L’incontro con Gesù porta i discepoli a passare dalla paura alla gioia: è questo l’itinerario della fede, che anche noi siamo chiamati a compiere oggi, proprio dentro agli eventi drammatici e imprevisti di questo tempo. In questo passaggio alla fede, che non è semplice né scontato, ci è di aiuto la figura di Tommaso, questo apostolo che di primo acchito non sembra fare una bella figura tanto, da essere indicato come esempio di incredulità. In realtà la sua vicenda è molto importante, perché ci fa capire che i nostri dubbi e le nostre resistenze non sono un impedimento alla fede, ma sono come i punti di appoggio con cui dobbiamo confrontarci per arrivare a riconoscere il Risorto che cammina accanto a noi. Come dice San Gregorio Magno «L’incredulità di Tommaso ha giovato di più alla nostra fede della fede degli altri discepoli».

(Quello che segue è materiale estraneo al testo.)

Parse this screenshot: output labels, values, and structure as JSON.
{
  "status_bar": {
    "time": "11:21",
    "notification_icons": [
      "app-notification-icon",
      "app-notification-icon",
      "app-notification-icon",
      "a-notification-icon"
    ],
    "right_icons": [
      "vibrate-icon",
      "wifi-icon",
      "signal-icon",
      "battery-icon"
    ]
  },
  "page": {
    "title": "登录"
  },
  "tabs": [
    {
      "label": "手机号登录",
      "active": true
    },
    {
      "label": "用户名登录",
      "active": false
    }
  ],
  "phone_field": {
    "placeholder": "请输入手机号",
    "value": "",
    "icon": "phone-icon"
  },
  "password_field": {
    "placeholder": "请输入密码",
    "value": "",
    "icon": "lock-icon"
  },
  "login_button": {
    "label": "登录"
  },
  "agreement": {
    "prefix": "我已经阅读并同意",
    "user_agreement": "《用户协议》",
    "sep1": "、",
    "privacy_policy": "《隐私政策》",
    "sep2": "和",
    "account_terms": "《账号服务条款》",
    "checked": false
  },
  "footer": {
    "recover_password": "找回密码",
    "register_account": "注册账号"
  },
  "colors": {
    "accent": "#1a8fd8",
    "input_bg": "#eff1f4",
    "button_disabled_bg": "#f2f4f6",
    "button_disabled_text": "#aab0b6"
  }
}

Sono molti gli aspetti del testo biblico che potremmo commentare, ma vorrei fermarmi con voi questa sera su un dettaglio. Gesù invita Tommaso a toccare le ferite delle sue mani e del suo fianco. E’ importante evidenziare come anche nella precedente apparizione a tutto il gruppo dei discepoli Gesù si fa riconoscere mostrando le mani e il fianco, cioè i segni della passione. E’ significativo che il Risorto porti ancora i segni della passione: per la fede pasquale è determinate l’identità tra il Risorto che appare ai discepoli e il Crocifisso, tra il Gesù della vita terrena e il Cristo della fede. Le ferite delle mani e del fianco ci dicono però anche molto di più: ci ricordano che la risurrezione non è il lieto fine che cancella la passione e la morte; ci insegnano che Dio non ha salvato Gesù dalla passione e dalla morte, ma nella passione e nella morte. Tommaso alla fine fa la sua professione di fede: «Signore mio, Dio mio»: riconosce che Gesù è Dio, non un Dio qualsiasi, ma un Dio che ha sofferto, che ha patito, potremmo dire un Dio «ferito» che proprio per questo è un Dio compassionevole, un Dio che soffre per noi e con noi. Troviamo qui anche il motivo per cui questa domenica è dedicata alla divina misericordia.
L’invito di Gesù a Tommaso di toccare le sue ferite, ci offre un’indicazione preziosa per il nostro cammino di fede. Dove il Signore Risorto ci viene incontro per rivelarsi, per donarci la sua pace e farci passare dalla paura alla gioia? Per Tommaso la certezza della fede viene solo quando egli tocca Dio toccando le ferite del mondo – solo lì lo incontra. Egli sperimenta di nuovo proprio lì il suo incontro con il Cristo crocifisso. E’ questa una via che anche noi dobbiamo percorrere: il Cristo risorto si fa incontrare anche oggi nelle ferite del mondo: nei malati di covid, nell’angoscia di chi teme per la propria salute e per quella dei propri cari, nello smarrimento di chi si scopre improvvisamente privato del proprio sostentamento. Toccando le piaghe dei nostri fratelli possiamo arrivare alla fede. Il dolore e la sofferenza non sono la negazione di Dio. Scrive un autore contemporaneo: «Se il mondo fosse perfetto, sarebbe già Dio e non ci sarebbe più nessun problema riguardo a Dio. Un dio che guardasse narcisisticamente lo specchio senza macchie del suo mondo perfetto e del tutto armonioso in cui non ci fossero conflitti, né contraddizioni o misteri, non sarebbe il mio Dio, il Dio della Bibbia, il Dio della mia fede. La storia narrata dalla Bibbia non è un idillio affascinante, ma un dramma inquietante. Il mondo di cui parla la Scrittura (come il nostro mondo attuale) è un mondo di ferite sanguinanti e dolorose – e il Dio che invoca porta ugualmente queste ferite» (Thomas Halik).
Anche le chiese vuote di queste domeniche (speriamo di tornare presto ad abitarle tornando a celebrarvi fisicamente insieme l’eucaristia) sono in fondo un segno, per andare incontro al Crocifisso Risorto là dove Lui vuol farsi trovare da noi, discepoli impauriti e ancora increduli.